Vergi vermek de bir eğitim meselesidir.

            Eğitilmiş insan, devletin, dolayısıyla halkın hakkı olan payı cebine atmaz; sahibine verir.

            Hele Katma Değer Vergisi (KDV) olayında ki vurgunluk apayrı bir haksızlık.

            Her iş yerinde “Fiyatlarımıza KDV Dâhildir” yazılı levhaları görüyoruz

            Satıcıya Devlet diyor ki “Arkadaş, sattığın malın %X kadarını da vergi olarak müşteriden alacaksın; sonra bana getirip vereceksin.”

KDV ihdası ile hem Gelir Vergisi kaçağını önlemek, hem de ayrı bir gelir sağlamak istenmiş olsa gerek.

            xxx

            2-3 günümü piyasayı dolaşarak satışlarda belge kullanımlarını izledim.

            Hak getire!

            Giyim eşyası satan, lokanta, kebapçı, beyrancı, paçacı, taksi, aktar, bakkal… hiç birinde satış belgesi verdiklerine rastlamadım.

            Bunlar, Gelir Vergisini kaçırdıkları gibi, devletin hakkı olan KDV’yi de ceplerine atıyor.

            Ne satış belgesi isteyene, ne de belge verene rastladım.

            xxx

            Hasbelkader Londra gezisinde küçük bir dükkândan ufak tefek bir şeyler satın aldığımda, ülkemizdeki alışkanlıktan dolayı, satış belgesi istemeden dükkânı terk ederken yazarkasanın çalıştığını ve çıkan fişin çöp kutusuna atıldığını görmüştüm.

            O zaman insan, vergi vermenin, vergi verilmesine yardımcı olmanın da bir eğitim meselesi olduğunu daha iyi anlıyor.

            xxx

            Diğer taraftan, vergi kaçağı haksız rekabetin kaynağı olmaktadır. Bir mükellef vergisini tam öderken bir diğeri vergi kaçırırsa ikisi arasındaki bu aykırılık haksız rekabetin doğmasına sebep olur.

            2013 yılında satış belgesi almayan tüketiciye 38,- TL ceza kesiliyor. O da bir yetkili rastlar da, olaya el koyabilirse.

            Koca bir şehirde, satış belgelerinin verilip verilmediğini takip edecek yeterli elemanların bulunması olanaksızdır. Zira personel tayini kadro meselesidir.

            Ceza yoluyla sonuç alabilmek için, cezanın caydırıcı olması gerekir.
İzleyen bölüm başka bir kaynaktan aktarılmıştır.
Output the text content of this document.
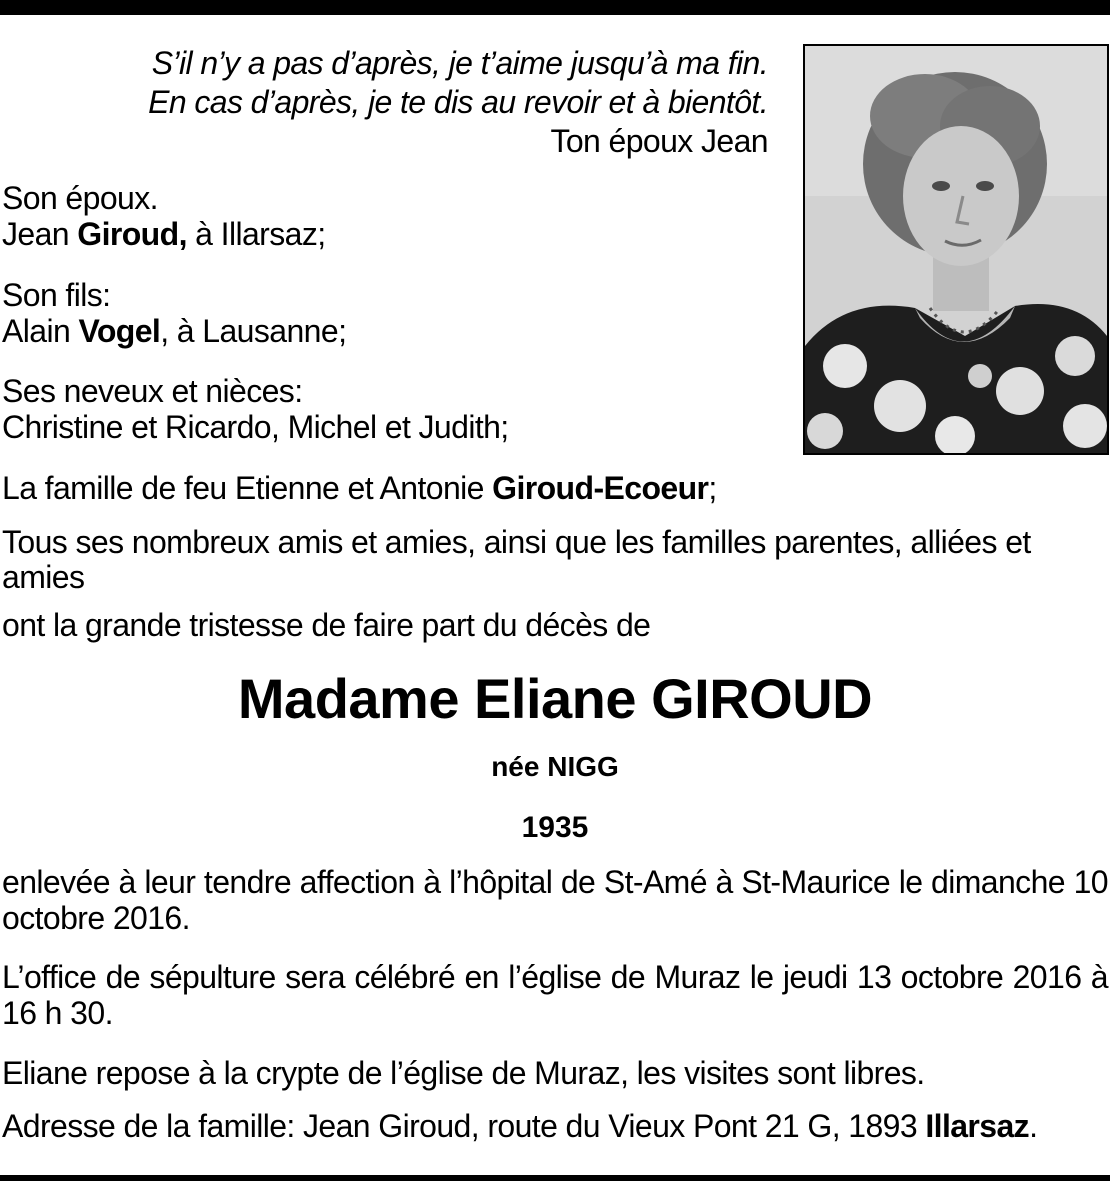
S’il n’y a pas d’après, je t’aime jusqu’à ma fin.
En cas d’après, je te dis au revoir et à bientôt.
Ton époux Jean
Son époux.
Jean Giroud, à Illarsaz;
Son fils:
Alain Vogel, à Lausanne;
Ses neveux et nièces:
Christine et Ricardo, Michel et Judith;
La famille de feu Etienne et Antonie Giroud-Ecoeur;
Tous ses nombreux amis et amies, ainsi que les familles parentes, alliées et amies
ont la grande tristesse de faire part du décès de
Madame Eliane GIROUD
née NIGG
1935
enlevée à leur tendre affection à l’hôpital de St-Amé à St-Maurice le dimanche 10 octobre 2016.
L’office de sépulture sera célébré en l’église de Muraz le jeudi 13 octobre 2016 à 16 h 30.
Eliane repose à la crypte de l’église de Muraz, les visites sont libres.
Adresse de la famille: Jean Giroud, route du Vieux Pont 21 G, 1893 Illarsaz.
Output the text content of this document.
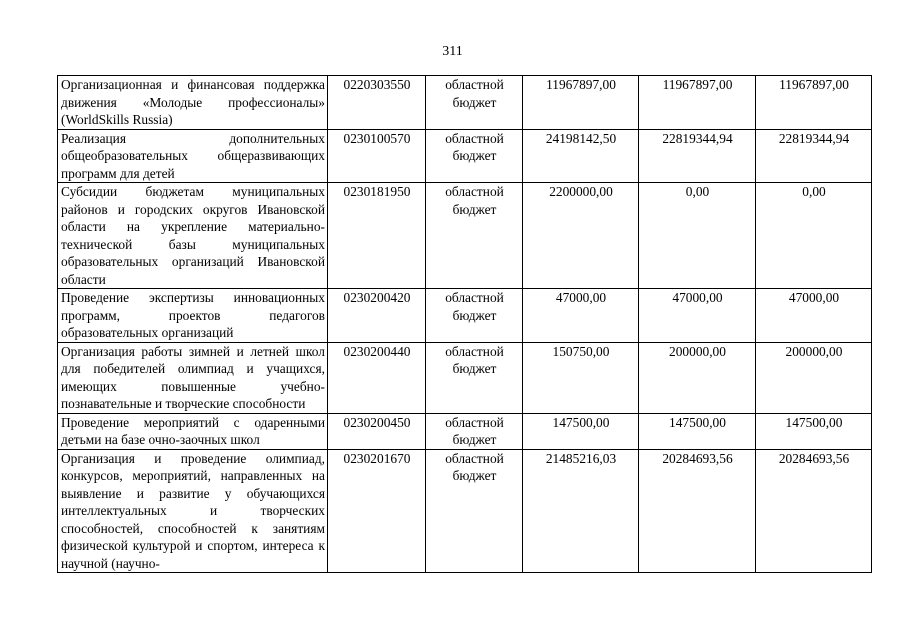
311
Организационная и финансовая поддержка движения «Молодые профессионалы» (WorldSkills Russia)	0220303550	областной бюджет	11967897,00	11967897,00	11967897,00
Реализация дополнительных общеобразовательных общеразвивающих программ для детей	0230100570	областной бюджет	24198142,50	22819344,94	22819344,94
Субсидии бюджетам муниципальных районов и городских округов Ивановской области на укрепление материально-технической базы муниципальных образовательных организаций Ивановской области	0230181950	областной бюджет	2200000,00	0,00	0,00
Проведение экспертизы инновационных программ, проектов педагогов образовательных организаций	0230200420	областной бюджет	47000,00	47000,00	47000,00
Организация работы зимней и летней школ для победителей олимпиад и учащихся, имеющих повышенные учебно-познавательные и творческие способности	0230200440	областной бюджет	150750,00	200000,00	200000,00
Проведение мероприятий с одаренными детьми на базе очно-заочных школ	0230200450	областной бюджет	147500,00	147500,00	147500,00
Организация и проведение олимпиад, конкурсов, мероприятий, направленных на выявление и развитие у обучающихся интеллектуальных и творческих способностей, способностей к занятиям физической культурой и спортом, интереса к научной (научно-	0230201670	областной бюджет	21485216,03	20284693,56	20284693,56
Konumuzda 38,- liralık bir ceza, caydırıcılıktan uzak bir rakamdır.

            Örneğin, satış belgesi almayan tüketiciye 500-1000 lira gibi büyük ceza kesilebilse ve bu durum çeşitli yayın organları ile halka duyurulsa, Gelir vergisi ve KDV kaçağı çok aşağılara çekilebilir.

            xxx

            Eskiden padişahlar, tebdili kıyafetle çarşı, pazar dolaşıp, olup bitenleri öğrenirlermiş. Bunun gibi, Vergi Dairesi Başkanı Sayın Erol Çember, bir-iki gün çarşı pazarı bir dolaşıverse, satış belgelerinin ne oranda kullanıldığını gözleri ile görecektir.

            Cezaların artırılması konusunda Sayın Çember Maliye Bakanlığına öneride bulunup vergi kaçağının önlenmesinde, belge almayan tüketicilere uygulanan 38,- TL’nın konuyu çözmediğini; ceza miktarının artırılması gereğini sunamaz mı?

            xxx

            Yazıya bir Hoca fıkrası ile son verelim:

            Bir gün, elleri birbirinin yakasında iki davacı gelir Hoca’ya. Önce biri, yana yakıla davasını anlatır. Hoca can kulağıyla dinledikten sonra, “Haklısın oğul” der. 

            Bunun üstüne, öteki “Kazın ayağı öyle değil, bir de beni dinleyin” der, öyle bir anlatış anlatır ki, hak vermemek elden gelmez, “Sen de haklısın” der Hoca.

            Karısı, bu hükmü duyunca, bir yaşına daha girer:

            “İlahi efendi, böyle şey olur mu? Ya bu haklı, ya o haklı!” deyince, Hoca: “Sen de haklısın karı!” der.